SOAP/AM Server allows permissions to be set on folders which protect their contents from unauthorized access. In order to access a SOAP/AM Web service, the caller must have "Execute" permission for the folder that contains the Service Definition File (.sdf) for the service. See Folder Permissions Management in the Administrator's Guide for information about folder permissions.

If the folder which contains the .sdf for your service does not specify (explicitly or inherited) Execute permission for the "Anonymous" user (or a group that contains that user), clients accessing the Web service will require authentication by the SOAP/AM Server. Authentication is the process through which the server verifies the identity of its client. During authentication, the client must supply an encoded user name and password in the HTTP message's header. Note, user names are not case sensitive; passwords are case sensitive. SOAP/AM Server supports two standards for user authentication: Basic Authentication and Digest Authentication.

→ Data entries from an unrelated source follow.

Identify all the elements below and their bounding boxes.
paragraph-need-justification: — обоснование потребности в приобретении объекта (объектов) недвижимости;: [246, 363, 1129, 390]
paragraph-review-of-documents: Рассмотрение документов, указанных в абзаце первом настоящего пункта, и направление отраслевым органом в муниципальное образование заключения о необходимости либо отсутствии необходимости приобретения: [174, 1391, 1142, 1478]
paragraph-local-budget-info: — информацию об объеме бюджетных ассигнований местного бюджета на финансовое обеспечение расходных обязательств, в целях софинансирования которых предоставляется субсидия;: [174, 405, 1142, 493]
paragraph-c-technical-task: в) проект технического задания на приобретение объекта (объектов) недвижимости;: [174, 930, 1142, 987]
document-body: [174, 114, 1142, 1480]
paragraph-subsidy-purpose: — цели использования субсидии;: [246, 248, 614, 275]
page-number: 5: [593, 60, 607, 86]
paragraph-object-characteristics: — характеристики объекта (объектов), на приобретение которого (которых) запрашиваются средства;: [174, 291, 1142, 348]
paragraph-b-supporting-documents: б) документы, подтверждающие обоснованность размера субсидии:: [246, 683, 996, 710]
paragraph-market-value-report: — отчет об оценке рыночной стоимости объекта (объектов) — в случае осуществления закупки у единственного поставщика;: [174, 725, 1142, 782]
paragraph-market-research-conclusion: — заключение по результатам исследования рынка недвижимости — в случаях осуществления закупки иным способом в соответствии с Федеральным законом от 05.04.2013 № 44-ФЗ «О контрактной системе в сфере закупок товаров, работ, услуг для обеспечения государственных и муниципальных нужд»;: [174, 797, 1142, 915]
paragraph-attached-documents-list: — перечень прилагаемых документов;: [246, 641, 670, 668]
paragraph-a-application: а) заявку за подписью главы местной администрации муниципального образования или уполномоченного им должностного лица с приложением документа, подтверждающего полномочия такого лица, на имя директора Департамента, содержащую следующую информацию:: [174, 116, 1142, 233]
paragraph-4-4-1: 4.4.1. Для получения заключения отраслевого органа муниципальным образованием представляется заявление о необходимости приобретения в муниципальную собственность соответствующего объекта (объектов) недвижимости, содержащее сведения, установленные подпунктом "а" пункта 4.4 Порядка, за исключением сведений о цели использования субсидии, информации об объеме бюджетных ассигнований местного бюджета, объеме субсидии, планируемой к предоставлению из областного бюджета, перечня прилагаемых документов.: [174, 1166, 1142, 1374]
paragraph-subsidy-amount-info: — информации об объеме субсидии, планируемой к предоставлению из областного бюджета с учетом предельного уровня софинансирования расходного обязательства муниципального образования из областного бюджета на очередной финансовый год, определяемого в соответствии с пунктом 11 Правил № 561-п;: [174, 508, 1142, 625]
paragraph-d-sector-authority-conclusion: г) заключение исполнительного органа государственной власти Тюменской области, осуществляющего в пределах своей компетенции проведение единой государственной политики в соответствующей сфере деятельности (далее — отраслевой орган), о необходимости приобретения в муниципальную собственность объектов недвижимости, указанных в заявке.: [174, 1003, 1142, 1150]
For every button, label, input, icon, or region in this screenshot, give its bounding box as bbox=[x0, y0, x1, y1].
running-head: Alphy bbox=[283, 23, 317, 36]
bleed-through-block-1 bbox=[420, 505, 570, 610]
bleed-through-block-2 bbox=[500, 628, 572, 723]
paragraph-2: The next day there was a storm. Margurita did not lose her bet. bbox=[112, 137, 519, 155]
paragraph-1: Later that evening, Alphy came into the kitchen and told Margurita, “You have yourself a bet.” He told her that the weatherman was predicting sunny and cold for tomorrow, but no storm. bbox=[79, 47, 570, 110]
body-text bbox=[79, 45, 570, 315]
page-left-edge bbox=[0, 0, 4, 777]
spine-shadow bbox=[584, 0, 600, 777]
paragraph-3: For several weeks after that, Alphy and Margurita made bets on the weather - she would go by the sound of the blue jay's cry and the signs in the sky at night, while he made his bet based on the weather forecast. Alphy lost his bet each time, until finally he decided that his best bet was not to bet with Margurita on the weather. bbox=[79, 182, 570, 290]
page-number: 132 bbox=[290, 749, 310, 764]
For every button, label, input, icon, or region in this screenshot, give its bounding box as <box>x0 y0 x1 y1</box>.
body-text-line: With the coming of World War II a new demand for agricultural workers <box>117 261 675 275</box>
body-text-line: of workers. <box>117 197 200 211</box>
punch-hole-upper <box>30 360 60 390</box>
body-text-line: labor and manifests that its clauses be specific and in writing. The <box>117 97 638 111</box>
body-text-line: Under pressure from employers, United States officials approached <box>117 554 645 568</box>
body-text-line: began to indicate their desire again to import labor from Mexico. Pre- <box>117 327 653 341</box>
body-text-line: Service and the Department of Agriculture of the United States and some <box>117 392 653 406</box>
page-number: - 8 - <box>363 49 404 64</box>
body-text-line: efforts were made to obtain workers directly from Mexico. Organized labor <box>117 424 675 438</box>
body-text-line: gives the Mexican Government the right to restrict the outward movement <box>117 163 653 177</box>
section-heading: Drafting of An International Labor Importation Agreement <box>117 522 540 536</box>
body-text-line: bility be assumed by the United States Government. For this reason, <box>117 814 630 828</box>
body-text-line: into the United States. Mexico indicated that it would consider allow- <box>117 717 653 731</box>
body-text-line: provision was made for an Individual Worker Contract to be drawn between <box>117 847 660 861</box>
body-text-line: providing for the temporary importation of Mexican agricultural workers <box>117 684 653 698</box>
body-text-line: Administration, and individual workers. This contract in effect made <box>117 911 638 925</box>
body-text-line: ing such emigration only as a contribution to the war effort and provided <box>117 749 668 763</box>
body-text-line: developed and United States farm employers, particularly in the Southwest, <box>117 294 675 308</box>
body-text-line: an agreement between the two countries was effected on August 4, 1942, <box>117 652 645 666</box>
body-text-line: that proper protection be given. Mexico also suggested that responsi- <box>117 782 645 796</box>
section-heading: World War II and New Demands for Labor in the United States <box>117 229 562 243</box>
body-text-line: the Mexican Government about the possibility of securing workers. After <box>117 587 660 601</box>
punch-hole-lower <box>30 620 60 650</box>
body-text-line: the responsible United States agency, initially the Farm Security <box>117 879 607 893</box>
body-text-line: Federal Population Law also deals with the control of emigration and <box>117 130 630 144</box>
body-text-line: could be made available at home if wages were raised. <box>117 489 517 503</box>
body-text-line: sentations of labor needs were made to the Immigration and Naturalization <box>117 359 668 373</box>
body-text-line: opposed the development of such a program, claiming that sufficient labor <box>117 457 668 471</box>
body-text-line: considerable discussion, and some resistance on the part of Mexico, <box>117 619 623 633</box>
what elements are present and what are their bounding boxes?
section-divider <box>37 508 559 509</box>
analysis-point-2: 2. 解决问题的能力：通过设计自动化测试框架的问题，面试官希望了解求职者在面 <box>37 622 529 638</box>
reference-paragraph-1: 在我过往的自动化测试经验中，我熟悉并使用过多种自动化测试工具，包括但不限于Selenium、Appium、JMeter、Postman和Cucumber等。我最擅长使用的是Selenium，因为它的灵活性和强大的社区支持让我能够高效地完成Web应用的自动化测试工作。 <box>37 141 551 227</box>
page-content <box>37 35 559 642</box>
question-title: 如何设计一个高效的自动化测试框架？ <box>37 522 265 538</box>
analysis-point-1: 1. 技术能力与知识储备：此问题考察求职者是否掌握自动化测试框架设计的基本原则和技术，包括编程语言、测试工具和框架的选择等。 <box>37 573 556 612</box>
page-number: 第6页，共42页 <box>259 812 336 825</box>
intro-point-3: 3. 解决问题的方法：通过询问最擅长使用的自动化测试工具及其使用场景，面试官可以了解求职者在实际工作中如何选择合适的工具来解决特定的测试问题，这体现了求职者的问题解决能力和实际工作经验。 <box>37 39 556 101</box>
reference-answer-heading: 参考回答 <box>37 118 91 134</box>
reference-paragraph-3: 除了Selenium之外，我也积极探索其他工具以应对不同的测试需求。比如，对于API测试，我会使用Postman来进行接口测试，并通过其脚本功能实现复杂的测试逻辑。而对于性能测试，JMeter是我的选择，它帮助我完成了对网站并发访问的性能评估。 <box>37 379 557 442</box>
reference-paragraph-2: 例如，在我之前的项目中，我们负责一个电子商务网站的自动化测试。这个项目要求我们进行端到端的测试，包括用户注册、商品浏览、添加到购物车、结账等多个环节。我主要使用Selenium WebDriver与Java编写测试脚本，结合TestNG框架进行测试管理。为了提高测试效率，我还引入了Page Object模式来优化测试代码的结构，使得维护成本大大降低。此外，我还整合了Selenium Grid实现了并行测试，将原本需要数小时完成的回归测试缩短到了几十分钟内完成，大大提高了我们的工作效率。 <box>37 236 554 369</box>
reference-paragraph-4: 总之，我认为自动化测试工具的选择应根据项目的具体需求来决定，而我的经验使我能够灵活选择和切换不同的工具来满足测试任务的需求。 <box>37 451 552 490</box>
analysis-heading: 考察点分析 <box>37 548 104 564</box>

HTTP authentication semantics dictate that, for a given session, clients first attempt to access resources anonymously (without an authentication header). If the anonymous access to the resource is not permitted, the server returns a status code 401 ("unauthorized") and information about the type of authentication it supports. This is a signal for the client to create an authentication header containing the user's name and password and to attempt to access the resource again.

These semantics imply that anonymous access must fail in order to for authentication to occur. Therefore, you must disable Execute permission for the Anonymous user on the folder the contains your .sdf if you want to require that the user be authenticated.

Fortunately, HTTP authentication is usually supported by the client library or tool kit and not a concern for the SOAP client application developer. The specifics of the HTTP protocol are beyond the scope of this document.

Basic Authentication

Basic Authentication is the simpler but less secure method. It merely requires that user's credentials be base-64 encoded. This encoding is easily reversible, so someone electronically eavesdropping on your TCP/IP session could discover your password. Therefore, it's recommended that Basic Authentication be used in conjunction with HTTPS, which provides additional security by using strong encryption over the entire session.

It is possible to authenticate "preemptively" using Basic Authentication, sending the authentication header with the foreknowledge that authentication is required. This eliminates a round-trip to the server since the "401" status and subsequent retry is not required. This technique does not work with Digest Authentication, however, since it is dependent on information returned in the 401 status response in order to be able to encode the user credentials.

Basic Authentication may be disabled by the SOAP/AM Administrator through the Control Panel, forcing client applications to use Digest Authentication.

Digest Authentication

In Digest Authentication, the user's credentials are more encrypted using the MD5 algorithm. Consider using digest authentication if your client library or tool kit supports it. However, since the encryption and decryption of the user credentials is complex, there may be a slight performance penalty.

Some client applications that only support Basic authentication can be confused by the presence of a Digest Authentication header in a 401 status HTTP response. Digest Authentication may be disabled by the SOAP/AM Server Administrator through the Control Panel, allowing these applications to function.